Brand: "It's in the bag! Here's the link to complete your purchase. Enjoy your blue backpack Liam and I hope to see you again."
It turns everything we know about Web retail shopping on its head. Igor Mikhalev, dataconomy.com author, says: "Conversational commerce is a paradigm shift in marketing. It nimbly moves us from selling to helping, from transacting to building a relationship, and from an often-annoying monologue to constructive dialogue.
"Humans prefer expressing what they feel and desire in their natural language, so conversational commerce technology allows brands to converse with customers in their platform of choice, and therefore takes channel expressiveness, relevancy and personalisation to the next level."
Excitingly, as AI improves, so does conversational commerce. According to Schlicht, AI can be used to improve conversational commerce in two categories:
1. Understanding exactly (or at least very closely) what a customer is saying or asking, and passing this data in the correct format to the bot so it can respond accurately. (Example: The person says: "Do you have dresses in my size that are good for summer?" The bot can then use AI to detect that the person is looking for a "dress", it can translate "in my size" to the size the store has on file for the customer speaking, and it can look through reviews of the dress to see if sentiment shows that this dress is "good for summer".)
2. Predicting what a customer most likely wants to say or do next. (Example: The person just added a pair of shoes to her cart.
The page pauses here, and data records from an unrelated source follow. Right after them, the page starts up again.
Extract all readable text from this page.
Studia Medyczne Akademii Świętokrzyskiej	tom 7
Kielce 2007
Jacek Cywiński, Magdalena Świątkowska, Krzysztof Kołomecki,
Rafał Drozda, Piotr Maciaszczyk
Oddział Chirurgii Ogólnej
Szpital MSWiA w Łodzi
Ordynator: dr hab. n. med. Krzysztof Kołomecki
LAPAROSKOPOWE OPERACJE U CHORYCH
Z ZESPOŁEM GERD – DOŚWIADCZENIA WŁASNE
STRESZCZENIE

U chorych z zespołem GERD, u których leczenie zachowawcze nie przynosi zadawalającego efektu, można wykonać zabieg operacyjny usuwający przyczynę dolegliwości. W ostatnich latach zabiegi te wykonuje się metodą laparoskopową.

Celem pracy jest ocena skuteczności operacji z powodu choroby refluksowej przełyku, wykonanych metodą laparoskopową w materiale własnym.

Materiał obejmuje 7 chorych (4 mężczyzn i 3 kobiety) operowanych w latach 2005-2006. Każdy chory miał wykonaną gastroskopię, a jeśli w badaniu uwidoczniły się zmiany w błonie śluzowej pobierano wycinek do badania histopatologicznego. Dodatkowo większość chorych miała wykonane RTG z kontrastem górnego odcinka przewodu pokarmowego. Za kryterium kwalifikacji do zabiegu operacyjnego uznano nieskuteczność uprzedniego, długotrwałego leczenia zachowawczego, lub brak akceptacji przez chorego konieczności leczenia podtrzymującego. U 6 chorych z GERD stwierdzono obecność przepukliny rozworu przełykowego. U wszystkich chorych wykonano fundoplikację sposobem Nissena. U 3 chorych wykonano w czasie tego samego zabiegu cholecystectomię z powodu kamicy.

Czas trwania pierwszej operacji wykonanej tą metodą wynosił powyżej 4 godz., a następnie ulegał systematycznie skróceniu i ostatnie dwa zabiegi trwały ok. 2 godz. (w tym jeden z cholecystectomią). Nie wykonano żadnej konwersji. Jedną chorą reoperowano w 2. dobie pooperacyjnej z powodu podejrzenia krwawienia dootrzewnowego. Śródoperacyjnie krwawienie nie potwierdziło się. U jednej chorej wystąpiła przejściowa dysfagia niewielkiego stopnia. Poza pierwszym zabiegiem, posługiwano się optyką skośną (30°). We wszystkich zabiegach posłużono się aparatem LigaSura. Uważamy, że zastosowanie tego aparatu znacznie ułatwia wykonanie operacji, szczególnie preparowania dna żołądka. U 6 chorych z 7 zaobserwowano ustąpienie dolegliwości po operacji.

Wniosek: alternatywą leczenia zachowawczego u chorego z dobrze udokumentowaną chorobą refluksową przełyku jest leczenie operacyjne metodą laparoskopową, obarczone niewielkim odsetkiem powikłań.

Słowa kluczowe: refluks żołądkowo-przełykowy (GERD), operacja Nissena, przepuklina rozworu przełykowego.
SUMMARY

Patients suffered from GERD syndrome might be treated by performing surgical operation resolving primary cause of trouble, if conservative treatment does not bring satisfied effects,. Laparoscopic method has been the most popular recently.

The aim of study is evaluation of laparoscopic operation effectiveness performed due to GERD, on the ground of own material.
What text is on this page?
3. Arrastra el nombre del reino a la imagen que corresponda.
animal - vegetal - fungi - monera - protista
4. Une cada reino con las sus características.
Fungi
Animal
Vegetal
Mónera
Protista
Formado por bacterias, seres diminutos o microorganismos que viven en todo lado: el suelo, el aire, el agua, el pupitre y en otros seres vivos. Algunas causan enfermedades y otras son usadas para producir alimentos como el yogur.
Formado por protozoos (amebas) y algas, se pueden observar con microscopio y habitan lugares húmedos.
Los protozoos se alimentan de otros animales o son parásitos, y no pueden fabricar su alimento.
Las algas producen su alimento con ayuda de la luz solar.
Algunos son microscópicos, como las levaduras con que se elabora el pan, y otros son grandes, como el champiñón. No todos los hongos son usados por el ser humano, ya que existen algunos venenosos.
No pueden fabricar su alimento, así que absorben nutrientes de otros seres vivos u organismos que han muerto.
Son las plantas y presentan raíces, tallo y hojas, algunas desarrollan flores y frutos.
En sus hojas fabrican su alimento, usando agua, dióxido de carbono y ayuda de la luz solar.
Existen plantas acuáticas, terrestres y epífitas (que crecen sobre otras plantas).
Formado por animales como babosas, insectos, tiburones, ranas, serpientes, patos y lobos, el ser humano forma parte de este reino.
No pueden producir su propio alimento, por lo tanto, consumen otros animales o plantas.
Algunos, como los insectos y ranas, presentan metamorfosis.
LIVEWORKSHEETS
The bot recommends another product that she will likely also purchase.)
"As with most trends in the digital age, conversational commerce has gone from hype to reality in a very short space of time, meaning that if companies are not on board yet, they should be sorting out their strategies in this regard. This one has staying power, and big brands are already investing heavily in it and the mind-blowing future this technology brings," concludes Lutchman.